U.S. Abortion Rights Fight

Abortion clinics in the U.S. have closed at a record pace. In five states — Mississippi, Missouri, North Dakota, South Dakota and Wyoming — just one remains. Abortion-rights opponents in statehouses have propelled the trend by pushing to legislate the industry out of existence. The U.S. Supreme Court placed limits on that strategy in June when it struck down Texas's particularly burdensome clinic regulations, setting the stage for a reshaping of the legal landscape. Still, given other barriers faced by abortion providers, no one thinks significant numbers of new clinics will open quickly.

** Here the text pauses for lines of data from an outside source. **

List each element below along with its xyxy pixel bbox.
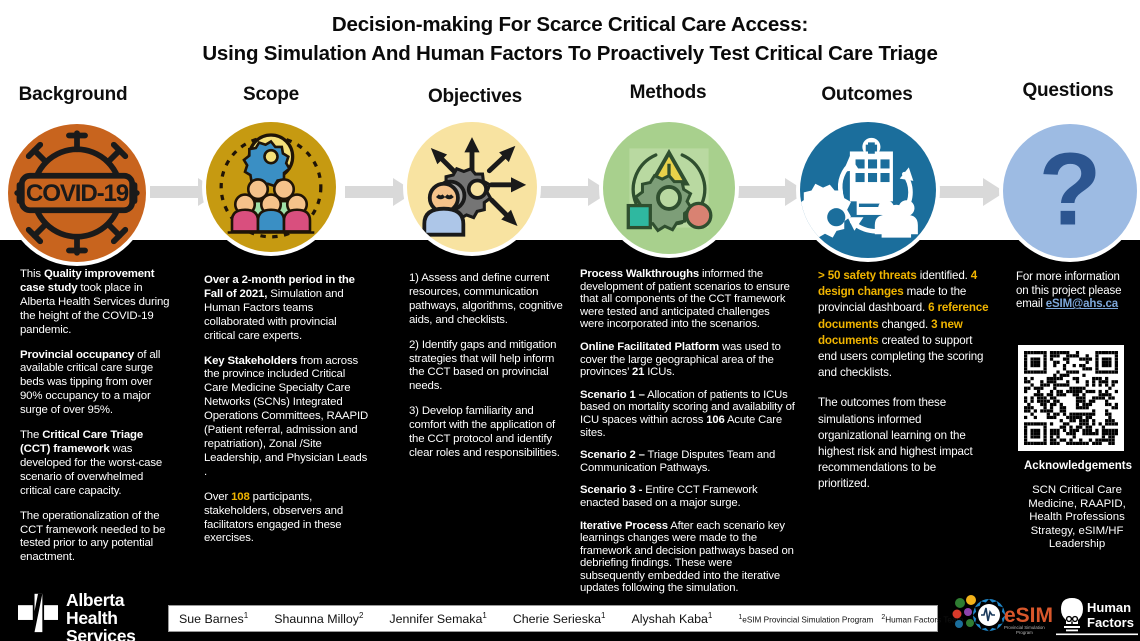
acknowledgements-title: Acknowledgements [1008, 460, 1140, 472]
hospital-gears-people-icon [800, 122, 936, 258]
bg-para-2: Provincial occupancy of all available cr… [20, 349, 172, 419]
scope-para-1: Over a 2-month period in the Fall of 202… [204, 274, 370, 344]
svg-text:eSIM: eSIM [1004, 604, 1053, 627]
obj-para-1: 1) Assess and define current resources, … [409, 272, 567, 328]
methods-para-3: Scenario 1 – Allocation of patients to I… [580, 389, 796, 439]
bg-para-4: The operationalization of the CCT framew… [20, 510, 172, 566]
scope-para-3: Over 108 participants, stakeholders, obs… [204, 491, 370, 547]
svg-text:Human: Human [1087, 600, 1131, 615]
column-body-background: This Quality improvement case study took… [20, 268, 172, 565]
qr-code-icon[interactable] [1018, 345, 1124, 451]
author-1: Sue Barnes1 [179, 611, 248, 626]
column-body-outcomes: > 50 safety threats identified. 4 design… [818, 268, 990, 507]
alberta-health-services-logo: Alberta Health Services [8, 588, 173, 636]
ahs-line-2: Services [66, 627, 173, 641]
flow-arrow-4 [737, 178, 807, 206]
affiliation-1: 1eSIM Provincial Simulation Program [738, 614, 873, 625]
section-heading-background: Background [0, 84, 146, 106]
obj-para-2: 2) Identify gaps and mitigation strategi… [409, 339, 567, 395]
section-heading-objectives: Objectives [400, 86, 550, 108]
methods-para-4: Scenario 2 – Triage Disputes Team and Co… [580, 449, 796, 474]
author-bar: Sue Barnes1 Shaunna Milloy2 Jennifer Sem… [168, 605, 938, 632]
question-mark-icon: ? [1003, 124, 1137, 258]
title-line-2: Using Simulation And Human Factors To Pr… [0, 39, 1140, 68]
svg-text:?: ? [1039, 132, 1102, 247]
person-gear-arrows-icon [407, 122, 537, 252]
human-factors-lightbulb-logo: Human Factors [1056, 592, 1138, 638]
bg-para-3: The Critical Care Triage (CCT) framework… [20, 429, 172, 499]
ahs-wordmark: Alberta Health Services [66, 591, 173, 641]
flow-arrow-3 [540, 178, 610, 206]
title-line-1: Decision-making For Scarce Critical Care… [0, 10, 1140, 39]
methods-para-5: Scenario 3 - Entire CCT Framework enacte… [580, 484, 796, 509]
scope-para-2: Key Stakeholders from across the provinc… [204, 355, 370, 480]
poster-title: Decision-making For Scarce Critical Care… [0, 10, 1140, 68]
methods-para-1: Process Walkthroughs informed the develo… [580, 268, 796, 331]
column-body-scope: Over a 2-month period in the Fall of 202… [204, 274, 370, 546]
column-body-questions: For more information on this project ple… [1016, 271, 1134, 312]
column-body-objectives: 1) Assess and define current resources, … [409, 272, 567, 461]
poster-canvas: Decision-making For Scarce Critical Care… [0, 0, 1140, 641]
acknowledgements-body: SCN Critical Care Medicine, RAAPID, Heal… [1016, 484, 1138, 552]
flow-arrow-5 [935, 178, 1005, 206]
outcomes-para-2: The outcomes from these simulations info… [818, 395, 990, 492]
flow-arrow-2 [345, 178, 415, 206]
stakeholders-gear-icon [206, 122, 336, 252]
section-heading-questions: Questions [995, 80, 1140, 102]
author-3: Jennifer Semaka1 [389, 611, 486, 626]
outcomes-stats: > 50 safety threats identified. 4 design… [818, 268, 990, 381]
ahs-line-1: Alberta Health [66, 591, 173, 627]
author-5: Alyshah Kaba1 [631, 611, 712, 626]
bg-para-1: This Quality improvement case study took… [20, 268, 172, 338]
email-link[interactable]: eSIM@ahs.ca [1046, 298, 1118, 310]
esim-logo: eSIM Provincial Simulation Program [948, 592, 1053, 638]
obj-para-3: 3) Develop familiarity and comfort with … [409, 405, 567, 461]
svg-text:COVID-19: COVID-19 [26, 180, 129, 207]
covid-virus-icon: COVID-19 [8, 124, 146, 262]
section-heading-methods: Methods [595, 82, 741, 104]
author-2: Shaunna Milloy2 [274, 611, 363, 626]
svg-text:Program: Program [1016, 630, 1033, 635]
author-4: Cherie Serieska1 [513, 611, 606, 626]
svg-text:Factors: Factors [1087, 615, 1134, 630]
methods-para-2: Online Facilitated Platform was used to … [580, 341, 796, 379]
methods-para-6: Iterative Process After each scenario ke… [580, 520, 796, 596]
section-heading-scope: Scope [200, 84, 342, 106]
column-body-methods: Process Walkthroughs informed the develo… [580, 268, 796, 605]
section-heading-outcomes: Outcomes [790, 84, 944, 106]
process-cycle-gear-icon [603, 122, 735, 254]
questions-intro: For more information on this project ple… [1016, 271, 1134, 312]
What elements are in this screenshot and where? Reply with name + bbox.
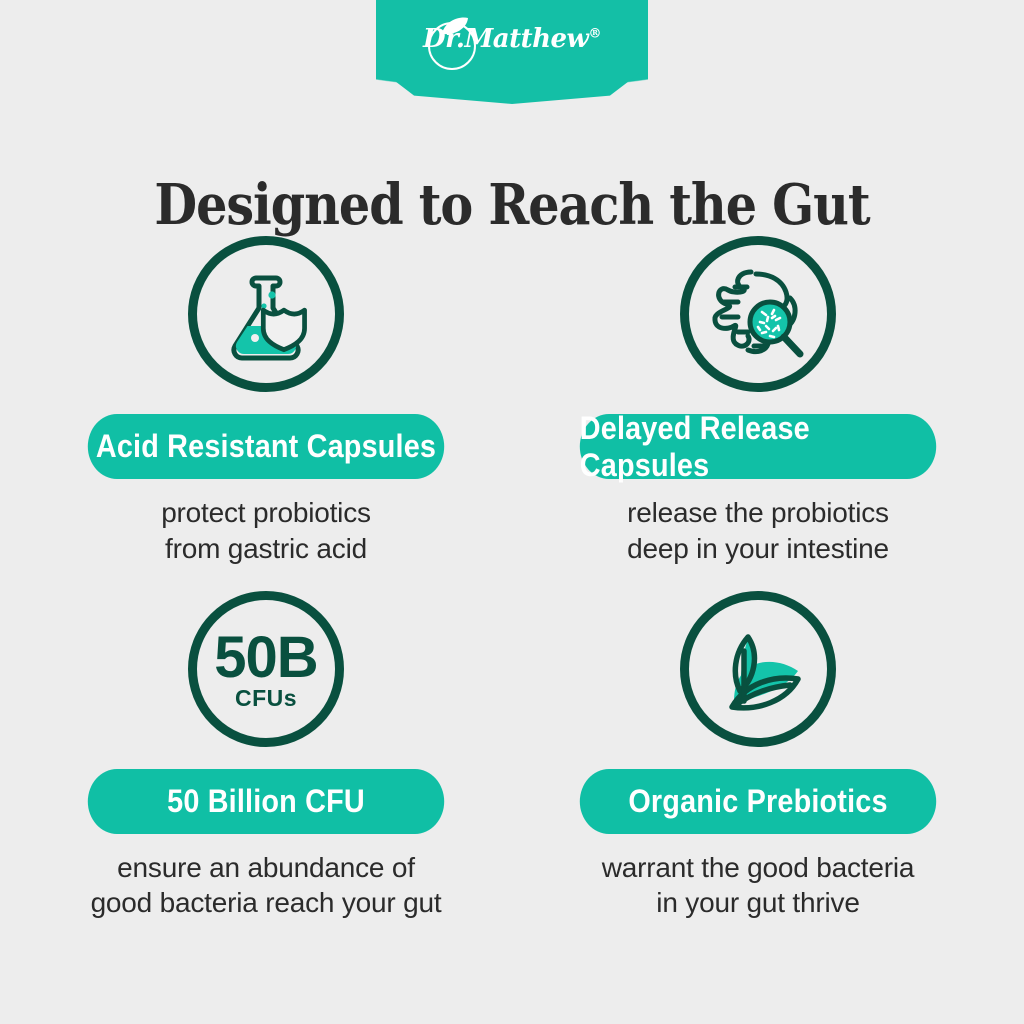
- flask-shield-icon: [188, 236, 344, 392]
- feature-card-organic-prebiotics: Organic Prebiotics warrant the good bact…: [528, 591, 988, 922]
- pill-label: Acid Resistant Capsules: [96, 428, 436, 465]
- feature-description: protect probiotics from gastric acid: [161, 495, 371, 567]
- cfu-small-label: CFUs: [235, 687, 297, 710]
- feature-pill-organic-prebiotics[interactable]: Organic Prebiotics: [580, 769, 936, 834]
- brand-logo-text: Dr.Matthew®: [376, 24, 648, 54]
- feature-description: warrant the good bacteria in your gut th…: [602, 850, 915, 922]
- desc-line-1: warrant the good bacteria: [602, 850, 915, 886]
- pill-label: Delayed Release Capsules: [580, 410, 936, 484]
- desc-line-1: ensure an abundance of: [91, 850, 442, 886]
- cfu-count-icon: 50B CFUs: [188, 591, 344, 747]
- intestine-magnifier-bacteria-icon: [680, 236, 836, 392]
- leaf-icon: [440, 16, 470, 36]
- desc-line-2: from gastric acid: [161, 531, 371, 567]
- feature-description: ensure an abundance of good bacteria rea…: [91, 850, 442, 922]
- feature-description: release the probiotics deep in your inte…: [627, 495, 889, 567]
- feature-card-acid-resistant: Acid Resistant Capsules protect probioti…: [36, 236, 496, 567]
- two-leaves-icon: [680, 591, 836, 747]
- desc-line-2: deep in your intestine: [627, 531, 889, 567]
- desc-line-1: release the probiotics: [627, 495, 889, 531]
- feature-pill-cfu-count[interactable]: 50 Billion CFU: [88, 769, 444, 834]
- registered-mark: ®: [588, 26, 601, 41]
- desc-line-2: good bacteria reach your gut: [91, 885, 442, 921]
- desc-line-2: in your gut thrive: [602, 885, 915, 921]
- pill-label: 50 Billion CFU: [167, 783, 365, 820]
- feature-grid: Acid Resistant Capsules protect probioti…: [36, 236, 988, 921]
- pill-label: Organic Prebiotics: [628, 783, 887, 820]
- cfu-big-value: 50B: [214, 631, 317, 686]
- brand-banner: Dr.Matthew®: [376, 0, 648, 104]
- feature-card-cfu-count: 50B CFUs 50 Billion CFU ensure an abunda…: [36, 591, 496, 922]
- page-title: Designed to Reach the Gut: [61, 172, 962, 238]
- desc-line-1: protect probiotics: [161, 495, 371, 531]
- feature-pill-delayed-release[interactable]: Delayed Release Capsules: [580, 414, 936, 479]
- feature-pill-acid-resistant[interactable]: Acid Resistant Capsules: [88, 414, 444, 479]
- feature-card-delayed-release: Delayed Release Capsules release the pro…: [528, 236, 988, 567]
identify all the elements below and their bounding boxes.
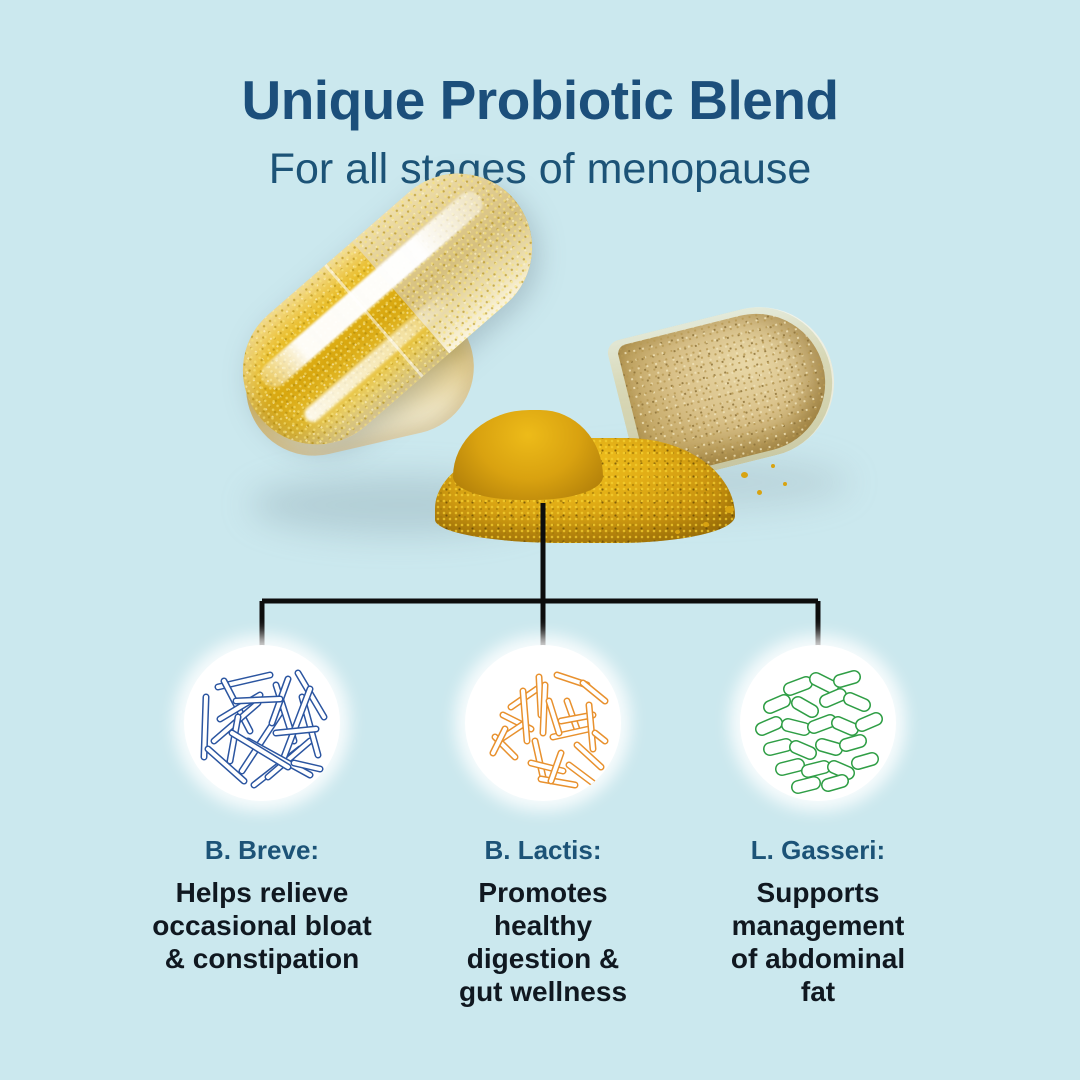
strain-name: B. Breve:	[122, 801, 402, 866]
strain-card-l-gasseri: L. Gasseri: Supports management of abdom…	[678, 645, 958, 1008]
bacteria-bubble	[740, 645, 896, 801]
bacteria-rods-orange-icon	[465, 645, 621, 801]
strain-name: L. Gasseri:	[678, 801, 958, 866]
bacteria-bubble	[184, 645, 340, 801]
strain-name: B. Lactis:	[403, 801, 683, 866]
strain-card-b-lactis: B. Lactis: Promotes healthy digestion & …	[403, 645, 683, 1008]
probiotic-blend-infographic: Unique Probiotic Blend For all stages of…	[0, 0, 1080, 1080]
bacteria-capsules-green-icon	[740, 645, 896, 801]
strain-card-b-breve: B. Breve: Helps relieve occasional bloat…	[122, 645, 402, 975]
strain-description: Promotes healthy digestion & gut wellnes…	[403, 866, 683, 1008]
bacteria-rods-blue-icon	[184, 645, 340, 801]
bacteria-bubble	[465, 645, 621, 801]
strain-description: Helps relieve occasional bloat & constip…	[122, 866, 402, 975]
strain-description: Supports management of abdominal fat	[678, 866, 958, 1008]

In its decision on the Texas law, the Supreme Court rejected the state's argument that it was acting to protect women's health by requiring abortion clinics to meet hospital-like surgical standards and abortion providers to have admitting privileges at local hospitals. Those rules, the court said, were medically unnecessary and imposed an "undue burden" on the constitutional right to abortion. The law would have closed all but 10 or so of Texas’s remaining abortion clinics and left none in the state's western half. It was a case study in the way abortion opponents changed strategies, opting for legislative action over the clinic blockades and violence of the past. Laws aimed at clinics proved more potent than those aimed at patients, such as waiting periods or parental notification requirements. Almost 300 abortion restrictions were enacted since a Republican-led push began in 2011. The Supreme Court decision strengthens the position of abortion-rights supporters in lawsuits contesting regulations passed in the name of protecting women's health. The ruling's impact was immediate: The next day, the high court turned away appeals from Wisconsin and Mississippi to revive their doctor admitting-privilege laws, and Alabama withdrew an appeal to implement its rule. Efforts to overturn abortion rights entirely, through state ballot initiatives giving the unborn the rights of a person, have failed repeatedly.